OK this might sound too simple but how much gas is in the tank and have you checked the screens? If it gets below a gal sometimes the flow is too weak and also the sreens can get just clogged enough that ya have gas but too slow.


----------



## jeffgriffo (Sep 4, 2013)

*Fuel flow*



stephenscity said:


> OK this might sound too simple but how much gas is in the tank and have you checked the screens? If it gets below a gal sometimes the flow is too weak and also the sreens can get just clogged enough that ya have gas but too slow.


 Fuel flow ok tank and filters cleaned. have also filled tank to get best flow. Now looking for electrical cause. thanks.


----------



## jeffgriffo (Sep 4, 2013)

pogobill said:


> How's your spark? A bad coil can act up like that.


Thanks for the lead will now check and advise later.


----------



## pogobill (Jan 31, 2012)

You saw the filters cleaned... what filters? If you are running an inline fuel filter after the sediment bowl? If so that could be your problem. You shouldn't use an inline fuel filter on a gravity system. Also, there should be a screen attached to the top of the sediment bowl tap that protrudes into the tank as a filter... you've cleaned this as well?


----------



## jeffgriffo (Sep 4, 2013)

pogobill said:


> You saw the filters cleaned... what filters? If you are running an inline fuel filter after the sediment bowl? If so that could be your problem. You shouldn't use an inline fuel filter on a gravity system. Also, there should be a screen attached to the top of the sediment bowl tap that protrudes into the tank as a filter... you've cleaned this as well?

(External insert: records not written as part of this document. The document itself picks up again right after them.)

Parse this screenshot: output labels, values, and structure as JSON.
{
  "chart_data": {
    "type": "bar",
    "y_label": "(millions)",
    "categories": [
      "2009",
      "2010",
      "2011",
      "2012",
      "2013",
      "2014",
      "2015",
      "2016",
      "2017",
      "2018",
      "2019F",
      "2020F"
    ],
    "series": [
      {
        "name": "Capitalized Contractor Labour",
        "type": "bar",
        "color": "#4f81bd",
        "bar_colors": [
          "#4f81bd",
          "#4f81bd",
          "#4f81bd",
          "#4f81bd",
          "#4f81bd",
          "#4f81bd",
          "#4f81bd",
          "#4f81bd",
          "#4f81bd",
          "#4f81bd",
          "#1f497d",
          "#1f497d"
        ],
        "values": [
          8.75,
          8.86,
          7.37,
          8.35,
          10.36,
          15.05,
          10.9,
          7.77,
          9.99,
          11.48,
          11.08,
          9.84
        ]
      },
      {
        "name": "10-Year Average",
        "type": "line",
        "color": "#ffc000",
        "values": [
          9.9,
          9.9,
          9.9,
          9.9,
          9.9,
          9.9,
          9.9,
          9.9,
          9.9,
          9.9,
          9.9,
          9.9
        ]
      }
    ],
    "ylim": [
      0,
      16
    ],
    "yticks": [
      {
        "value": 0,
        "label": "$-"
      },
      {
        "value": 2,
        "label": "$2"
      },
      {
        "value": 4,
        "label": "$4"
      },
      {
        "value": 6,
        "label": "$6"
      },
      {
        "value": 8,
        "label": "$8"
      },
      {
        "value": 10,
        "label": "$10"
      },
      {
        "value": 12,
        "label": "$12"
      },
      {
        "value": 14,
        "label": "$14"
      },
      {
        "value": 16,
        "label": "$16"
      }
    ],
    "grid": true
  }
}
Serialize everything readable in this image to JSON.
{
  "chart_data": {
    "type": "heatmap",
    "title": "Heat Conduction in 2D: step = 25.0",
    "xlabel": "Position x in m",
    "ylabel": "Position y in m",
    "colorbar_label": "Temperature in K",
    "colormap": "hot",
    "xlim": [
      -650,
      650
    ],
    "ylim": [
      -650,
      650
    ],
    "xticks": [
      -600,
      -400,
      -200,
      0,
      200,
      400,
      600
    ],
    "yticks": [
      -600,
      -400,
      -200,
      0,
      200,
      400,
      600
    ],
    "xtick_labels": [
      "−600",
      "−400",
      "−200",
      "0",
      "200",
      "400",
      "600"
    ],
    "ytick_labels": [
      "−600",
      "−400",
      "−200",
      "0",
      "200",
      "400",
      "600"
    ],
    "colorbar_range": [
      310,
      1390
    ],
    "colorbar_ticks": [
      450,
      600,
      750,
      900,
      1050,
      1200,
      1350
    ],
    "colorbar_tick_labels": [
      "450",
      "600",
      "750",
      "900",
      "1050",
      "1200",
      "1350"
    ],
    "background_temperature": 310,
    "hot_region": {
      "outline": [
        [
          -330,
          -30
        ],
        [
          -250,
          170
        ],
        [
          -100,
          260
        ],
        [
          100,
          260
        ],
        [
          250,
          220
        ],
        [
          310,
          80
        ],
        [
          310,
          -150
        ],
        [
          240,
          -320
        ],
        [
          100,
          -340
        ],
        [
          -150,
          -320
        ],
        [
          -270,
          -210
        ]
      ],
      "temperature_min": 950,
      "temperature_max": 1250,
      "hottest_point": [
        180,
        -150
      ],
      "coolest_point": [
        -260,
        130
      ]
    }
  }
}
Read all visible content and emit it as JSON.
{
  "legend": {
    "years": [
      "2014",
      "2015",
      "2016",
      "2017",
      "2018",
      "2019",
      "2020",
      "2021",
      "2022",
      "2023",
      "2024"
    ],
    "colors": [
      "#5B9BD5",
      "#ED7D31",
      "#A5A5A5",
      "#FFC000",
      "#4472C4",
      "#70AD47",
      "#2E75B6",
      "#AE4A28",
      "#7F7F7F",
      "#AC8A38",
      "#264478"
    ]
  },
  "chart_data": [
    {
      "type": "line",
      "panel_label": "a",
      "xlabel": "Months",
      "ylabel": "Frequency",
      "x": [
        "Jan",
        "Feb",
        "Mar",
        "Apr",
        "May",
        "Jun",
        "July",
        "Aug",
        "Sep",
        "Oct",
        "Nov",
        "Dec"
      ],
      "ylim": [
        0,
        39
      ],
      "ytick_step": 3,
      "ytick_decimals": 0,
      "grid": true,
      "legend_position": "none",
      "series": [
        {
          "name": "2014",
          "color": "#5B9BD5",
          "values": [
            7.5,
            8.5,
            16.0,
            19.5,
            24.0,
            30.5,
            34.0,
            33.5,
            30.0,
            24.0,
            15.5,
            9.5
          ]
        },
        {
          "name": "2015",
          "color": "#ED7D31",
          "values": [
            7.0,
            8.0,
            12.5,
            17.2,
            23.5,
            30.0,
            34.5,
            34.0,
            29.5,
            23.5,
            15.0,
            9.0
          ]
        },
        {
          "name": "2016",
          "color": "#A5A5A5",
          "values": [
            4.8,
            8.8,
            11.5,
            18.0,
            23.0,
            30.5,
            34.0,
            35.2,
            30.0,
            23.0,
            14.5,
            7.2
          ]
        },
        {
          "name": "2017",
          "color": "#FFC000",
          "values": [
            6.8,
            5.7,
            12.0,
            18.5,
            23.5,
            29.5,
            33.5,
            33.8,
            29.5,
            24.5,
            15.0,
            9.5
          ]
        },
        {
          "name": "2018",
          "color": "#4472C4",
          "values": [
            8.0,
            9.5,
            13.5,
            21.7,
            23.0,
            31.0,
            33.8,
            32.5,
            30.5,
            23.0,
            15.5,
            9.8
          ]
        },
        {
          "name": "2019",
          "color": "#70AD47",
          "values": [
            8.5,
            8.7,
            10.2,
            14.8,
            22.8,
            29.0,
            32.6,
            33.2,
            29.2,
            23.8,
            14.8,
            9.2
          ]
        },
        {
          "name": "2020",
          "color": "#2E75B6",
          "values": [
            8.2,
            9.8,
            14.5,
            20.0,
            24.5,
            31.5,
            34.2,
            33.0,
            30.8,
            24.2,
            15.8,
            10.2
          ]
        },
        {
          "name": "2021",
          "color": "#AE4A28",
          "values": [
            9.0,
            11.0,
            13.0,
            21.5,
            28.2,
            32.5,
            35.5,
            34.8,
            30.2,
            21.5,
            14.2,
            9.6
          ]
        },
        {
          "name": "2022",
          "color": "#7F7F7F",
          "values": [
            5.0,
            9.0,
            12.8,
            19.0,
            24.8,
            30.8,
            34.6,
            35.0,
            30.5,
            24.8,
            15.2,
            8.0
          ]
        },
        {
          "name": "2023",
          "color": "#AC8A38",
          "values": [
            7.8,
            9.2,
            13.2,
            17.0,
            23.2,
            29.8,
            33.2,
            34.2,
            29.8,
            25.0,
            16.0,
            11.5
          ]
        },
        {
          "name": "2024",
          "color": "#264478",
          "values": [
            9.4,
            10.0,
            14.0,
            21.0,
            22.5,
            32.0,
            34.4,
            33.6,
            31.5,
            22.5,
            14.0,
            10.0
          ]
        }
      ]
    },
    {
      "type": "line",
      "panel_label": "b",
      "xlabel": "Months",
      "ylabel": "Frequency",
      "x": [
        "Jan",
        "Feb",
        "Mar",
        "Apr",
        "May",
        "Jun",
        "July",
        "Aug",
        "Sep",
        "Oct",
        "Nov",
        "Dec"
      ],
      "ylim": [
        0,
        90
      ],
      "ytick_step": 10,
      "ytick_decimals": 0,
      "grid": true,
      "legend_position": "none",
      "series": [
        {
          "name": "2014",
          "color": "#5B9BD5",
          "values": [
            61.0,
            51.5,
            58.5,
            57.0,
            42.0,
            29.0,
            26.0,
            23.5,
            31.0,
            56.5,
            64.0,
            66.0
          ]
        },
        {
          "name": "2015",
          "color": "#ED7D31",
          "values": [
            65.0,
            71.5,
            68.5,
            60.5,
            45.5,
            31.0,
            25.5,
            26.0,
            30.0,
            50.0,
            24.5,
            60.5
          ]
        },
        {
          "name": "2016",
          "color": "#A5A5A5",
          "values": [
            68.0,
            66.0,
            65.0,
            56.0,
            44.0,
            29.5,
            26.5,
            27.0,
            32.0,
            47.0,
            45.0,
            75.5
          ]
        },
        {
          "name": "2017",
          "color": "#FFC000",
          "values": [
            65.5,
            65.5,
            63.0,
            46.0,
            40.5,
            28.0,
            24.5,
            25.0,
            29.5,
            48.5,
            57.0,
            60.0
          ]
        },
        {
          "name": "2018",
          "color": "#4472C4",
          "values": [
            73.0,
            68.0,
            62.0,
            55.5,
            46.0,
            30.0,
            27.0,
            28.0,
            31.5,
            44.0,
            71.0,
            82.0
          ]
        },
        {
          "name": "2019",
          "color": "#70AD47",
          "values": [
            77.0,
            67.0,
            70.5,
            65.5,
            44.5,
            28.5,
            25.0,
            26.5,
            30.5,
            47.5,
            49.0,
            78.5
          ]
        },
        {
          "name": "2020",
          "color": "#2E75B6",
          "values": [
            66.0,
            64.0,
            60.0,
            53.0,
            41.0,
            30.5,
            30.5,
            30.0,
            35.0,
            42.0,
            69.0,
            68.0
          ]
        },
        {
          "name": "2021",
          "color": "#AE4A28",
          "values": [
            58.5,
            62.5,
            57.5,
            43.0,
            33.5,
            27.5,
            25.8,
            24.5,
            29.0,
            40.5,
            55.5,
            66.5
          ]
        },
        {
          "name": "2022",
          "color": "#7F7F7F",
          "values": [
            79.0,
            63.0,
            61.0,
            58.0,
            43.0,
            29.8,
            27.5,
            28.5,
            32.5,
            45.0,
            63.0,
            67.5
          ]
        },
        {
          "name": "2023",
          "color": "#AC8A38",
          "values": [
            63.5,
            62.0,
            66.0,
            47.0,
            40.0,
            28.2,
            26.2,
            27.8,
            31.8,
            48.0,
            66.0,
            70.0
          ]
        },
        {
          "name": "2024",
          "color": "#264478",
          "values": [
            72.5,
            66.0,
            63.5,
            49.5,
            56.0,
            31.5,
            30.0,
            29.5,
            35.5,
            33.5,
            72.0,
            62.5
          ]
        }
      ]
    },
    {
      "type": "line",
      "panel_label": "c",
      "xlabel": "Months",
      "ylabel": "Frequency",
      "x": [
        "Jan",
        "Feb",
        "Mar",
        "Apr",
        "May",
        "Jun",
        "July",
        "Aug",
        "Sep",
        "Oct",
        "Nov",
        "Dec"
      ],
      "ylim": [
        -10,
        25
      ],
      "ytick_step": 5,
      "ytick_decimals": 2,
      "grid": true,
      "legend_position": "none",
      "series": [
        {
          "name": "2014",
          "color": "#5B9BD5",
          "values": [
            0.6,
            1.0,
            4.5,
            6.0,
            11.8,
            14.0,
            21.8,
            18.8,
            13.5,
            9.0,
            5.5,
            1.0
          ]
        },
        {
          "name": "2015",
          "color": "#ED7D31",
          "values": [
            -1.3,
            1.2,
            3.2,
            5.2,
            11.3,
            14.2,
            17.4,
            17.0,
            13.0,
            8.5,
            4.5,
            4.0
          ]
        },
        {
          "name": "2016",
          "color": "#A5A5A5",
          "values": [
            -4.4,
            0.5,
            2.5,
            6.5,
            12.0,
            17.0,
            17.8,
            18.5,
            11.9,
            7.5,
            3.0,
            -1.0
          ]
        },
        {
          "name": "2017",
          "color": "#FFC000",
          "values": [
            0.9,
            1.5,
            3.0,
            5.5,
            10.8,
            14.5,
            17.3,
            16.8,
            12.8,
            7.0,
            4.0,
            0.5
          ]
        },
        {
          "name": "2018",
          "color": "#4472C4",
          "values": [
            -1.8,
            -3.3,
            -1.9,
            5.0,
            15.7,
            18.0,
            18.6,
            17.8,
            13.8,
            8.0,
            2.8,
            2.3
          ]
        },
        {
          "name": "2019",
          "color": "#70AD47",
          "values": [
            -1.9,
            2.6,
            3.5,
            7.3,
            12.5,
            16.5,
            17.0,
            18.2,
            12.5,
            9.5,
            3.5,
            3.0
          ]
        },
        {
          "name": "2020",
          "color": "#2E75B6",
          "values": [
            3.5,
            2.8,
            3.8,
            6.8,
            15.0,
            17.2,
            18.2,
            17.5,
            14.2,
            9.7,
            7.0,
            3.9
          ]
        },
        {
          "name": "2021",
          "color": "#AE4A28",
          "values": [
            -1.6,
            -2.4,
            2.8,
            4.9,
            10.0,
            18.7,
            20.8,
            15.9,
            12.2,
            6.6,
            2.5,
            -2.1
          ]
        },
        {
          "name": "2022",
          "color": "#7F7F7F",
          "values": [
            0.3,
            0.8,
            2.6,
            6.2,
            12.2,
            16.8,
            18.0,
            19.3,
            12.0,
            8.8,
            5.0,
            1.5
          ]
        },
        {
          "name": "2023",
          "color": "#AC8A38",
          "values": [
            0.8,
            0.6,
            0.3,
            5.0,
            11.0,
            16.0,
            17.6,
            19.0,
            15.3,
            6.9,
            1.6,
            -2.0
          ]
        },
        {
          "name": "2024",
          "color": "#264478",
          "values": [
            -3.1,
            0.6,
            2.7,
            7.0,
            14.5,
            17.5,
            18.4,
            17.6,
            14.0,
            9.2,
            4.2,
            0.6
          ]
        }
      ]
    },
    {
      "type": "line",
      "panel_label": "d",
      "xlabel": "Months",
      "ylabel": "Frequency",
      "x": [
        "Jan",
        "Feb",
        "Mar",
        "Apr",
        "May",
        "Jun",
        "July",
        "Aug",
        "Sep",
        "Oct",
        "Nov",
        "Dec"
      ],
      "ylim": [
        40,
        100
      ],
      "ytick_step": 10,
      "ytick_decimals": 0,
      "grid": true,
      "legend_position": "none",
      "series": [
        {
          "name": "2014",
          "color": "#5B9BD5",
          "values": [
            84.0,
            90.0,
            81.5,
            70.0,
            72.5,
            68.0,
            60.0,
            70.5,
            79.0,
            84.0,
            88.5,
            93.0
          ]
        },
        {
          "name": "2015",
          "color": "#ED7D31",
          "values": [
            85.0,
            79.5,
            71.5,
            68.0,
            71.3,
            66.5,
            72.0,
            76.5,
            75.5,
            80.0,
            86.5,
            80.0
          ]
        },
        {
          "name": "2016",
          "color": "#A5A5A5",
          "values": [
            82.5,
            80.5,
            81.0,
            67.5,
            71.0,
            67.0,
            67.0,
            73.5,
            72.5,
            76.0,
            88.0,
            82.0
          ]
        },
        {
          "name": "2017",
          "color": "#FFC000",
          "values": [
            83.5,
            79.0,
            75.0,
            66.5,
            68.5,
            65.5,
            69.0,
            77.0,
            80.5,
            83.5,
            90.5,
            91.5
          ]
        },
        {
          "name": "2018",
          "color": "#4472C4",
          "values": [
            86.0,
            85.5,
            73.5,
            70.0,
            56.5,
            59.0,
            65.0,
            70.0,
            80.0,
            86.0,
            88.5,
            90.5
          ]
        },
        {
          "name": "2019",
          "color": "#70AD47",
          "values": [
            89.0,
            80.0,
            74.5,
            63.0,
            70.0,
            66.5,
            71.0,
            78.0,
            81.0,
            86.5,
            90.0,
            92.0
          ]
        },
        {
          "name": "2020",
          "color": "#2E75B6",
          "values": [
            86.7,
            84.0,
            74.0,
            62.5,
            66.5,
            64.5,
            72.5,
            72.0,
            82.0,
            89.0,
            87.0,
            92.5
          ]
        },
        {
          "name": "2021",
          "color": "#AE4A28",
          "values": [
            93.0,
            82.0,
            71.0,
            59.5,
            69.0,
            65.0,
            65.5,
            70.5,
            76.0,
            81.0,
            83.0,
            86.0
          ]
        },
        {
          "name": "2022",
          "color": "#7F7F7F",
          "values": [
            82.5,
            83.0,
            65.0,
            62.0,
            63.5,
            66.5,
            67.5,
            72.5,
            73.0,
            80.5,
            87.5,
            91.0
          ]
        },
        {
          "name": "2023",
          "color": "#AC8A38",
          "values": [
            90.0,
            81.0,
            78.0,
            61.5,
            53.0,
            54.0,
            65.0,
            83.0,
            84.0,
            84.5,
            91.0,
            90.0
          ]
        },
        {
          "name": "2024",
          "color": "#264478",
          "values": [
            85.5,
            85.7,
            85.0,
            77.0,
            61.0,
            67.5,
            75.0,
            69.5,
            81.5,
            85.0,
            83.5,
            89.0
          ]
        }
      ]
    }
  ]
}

Bad choice of words. No filters there are screens which I have cleaned. Fuel flow ok. Now investigating spark. Thanks.


----------



## stephenscity (Oct 26, 2011)

Have you tried bypassing the switch? They have been known to break down when they get warm. Then remake when cool.


----------



## aleader (Sep 7, 2013)

I'm having sort of the same issue. Mine cuts out after one or two minutes of running (stops like you turned the key off) and then I can't get it started again for a 1/2 hour to an hour later. Sounds like a heat issue, but on the switch (with the key)? I replaced the coil but that didn't make a difference. It starts with the gearshift and there is also a switch there (on top of the transmission). I've been having issues with that as well (have to give it ten or so tries sometimes to get it to engage the starter). Any ideas what next? I'm considering bypassing all of the switches and going with a push start or toggle.


----------



## aleader (Sep 7, 2013)

I've been thinking a little more about this and the only other thing it may be is a fuel filter. Not sure if I'm way off here, but what if the fuel line is full and once the fuel in their is used up it quits. If the fuel filter (or screen, carb, etc) were plugged it may let some fuel through which would eventually fill the line up again (say in an hour) and then it would start, empty the line out again, and quit. Only issue is that I have no idea where to find fuel filters/screens on this thing.


----------